If you fix it they will come, Mac Foosball redux

By William Kennedy & Daniel Kerwin

With the table in working order, players turned out in droves for the all-Macalester doubles foosball tournament last Saturday. As teams examined their placement in the bracket, two questions buzzed in the air. Did the chinstrap beard of tournament favorite Franz Meyer ’09 more closely resemble that of Abe Lincoln or Captain Ahab, and would he rally his side to victory like our 16th president or plummet in defeat like the white whale hunter?Many believed his destiny and that of his teammate-comparably bearded event co-organizer Nick Carpenter ’09-would be decided in an epic finale against mighty Henrik “the hammer” Hakonsen ’09 and his partner Dan Liu ’08.

The tournament underway, Hakonsen and Liu narrowly escaped early upsets, while Meyer and Carpenter powered through all challengers. But with only four pairs remaining in the competition, the two teams appeared on track for their seemingly inevitable collision.

Fate, however, intervened in an unanticipated form. In an event reminiscent of Shakespearian tragedy, a math competition pulled Hakonsen away from the tournament.

Sensing their good fortune, Erin Lowrey ’10 and William Kennedy ’08 reached foosball nirvana, finding the perfect balance of Kennedy’s defensive magic and Lowery’s offensive prowess to roll past Liu and Hakonsen’s replacement to set up an all-cross-country match-up in the final.

Carpenter and Meyer, however, had found foosball nirvana a long time ago. The bearded fury and talent of the duo proved too powerful; the hard-hitting defense of Meyer and the violently surgical offense of Carpenter vanquished their upstart rivals 5-3.

For Hakonsen, the result was a disappointment, but he offered no protest against the results. “Franz and Nick are an excellent team and they won the tournament fair and square,” he wrote to The Mac Weekly. He did, however, add one caveat. “Perhaps the outcome would have been different if they would have had to play my team.”

Carpenter agreed that the championship may have been more contentious if Hakonsen had played, but he appeared confident that the outcome would have been the same. “Franz and I have spent many hours carefully honing our foosball skills,” he said. “Plus we had by far the favored facial hair.”

Whether or not the well-folicled pair had avoided a date with destiny, Meyer and Carpentered emerged as Macalester Foosball champions of the universe following two and a half strenuous hours of play: their prize, a “trophy made of dismembered men,” as Carpenter called it, a fitting trophy for a tournament won on Macalester’s periodically broken foosball table.

True to form, the table broke weeks before the tournament, and along with assembling the trophy, Meyer and Carpenter had to do repair duty. After navigating their way to Richfield and buying replacement parts, Meyer fixed and oiled the table while Carpenter supervised, and by Saturday the table and the tournament were set for success.

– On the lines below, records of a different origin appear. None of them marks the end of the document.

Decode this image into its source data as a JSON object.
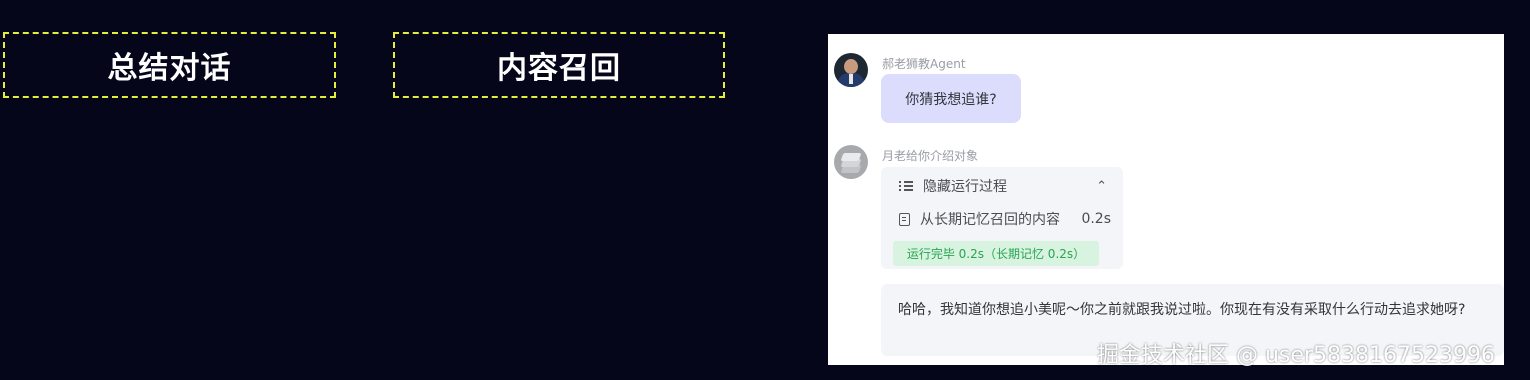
{
  "steps": [
    {
      "label": "总结对话"
    },
    {
      "label": "内容召回"
    }
  ],
  "chat": {
    "user_message": {
      "sender": "郝老狮教Agent",
      "text": "你猜我想追谁?"
    },
    "bot_message": {
      "sender": "月老给你介绍对象",
      "process_toggle_label": "隐藏运行过程",
      "process_step_label": "从长期记忆召回的内容",
      "process_step_time": "0.2s",
      "status_badge": "运行完毕 0.2s（长期记忆 0.2s）",
      "reply_text": "哈哈，我知道你想追小美呢～你之前就跟我说过啦。你现在有没有采取什么行动去追求她呀?"
    }
  },
  "watermark": "掘金技术社区 @ user5838167523996",
  "colors": {
    "background": "#05061a",
    "dashed_border": "#e6ee3c",
    "user_bubble": "#dcdcfc",
    "status_badge_bg": "#d8f3e0",
    "status_badge_text": "#27a552"
  },
  "icons": {
    "process_toggle": "list-icon",
    "collapse": "chevron-up-icon",
    "process_step": "document-icon"
  }
}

While only two could take home a tower of mangled foosball players, competitors that advanced to the second round could choose from a selection of prizes that was, well, interesting to say the least. If they didn’t take a class of 2009 t-shirt, there were also Hello Kitty pez dispensers, MCSG bottle openers, a bag of Lays classic potato chips, patches that read ‘Mac Dealer’ or rose scented bath soaps.

“I am so pleased at how well it went, it really exceeded expectations,” Meyer said. “There wasn’t anything that went badly, though we could have managed the bracket better. I can’t wait to do it again.”

Competitor Nick “Wolverine” Mangigian ’10 echoed Meyer’s sentiments. “It was full of drama, a dramatic, exciting event, especially at the beginning,” he said. “All kinds of people were clapping, applauding, yelling, and screaming after every match.”

Mangigian and sports editor Daniel Kerwin ’10 provided plenty of that fire as their teams engaged in a battle of table shaking shots and resounding shouts before Mangigian and teammate Matt Wegmann ’08 emerged victorious.

Building off of the tournament’s success, Carpenter and Meyer have a spring singles tournament in the works. The event could see even more drama than this last tournament, with former teammates facing off, and Hakonsen out to prove his tournament prowess, this time not in math.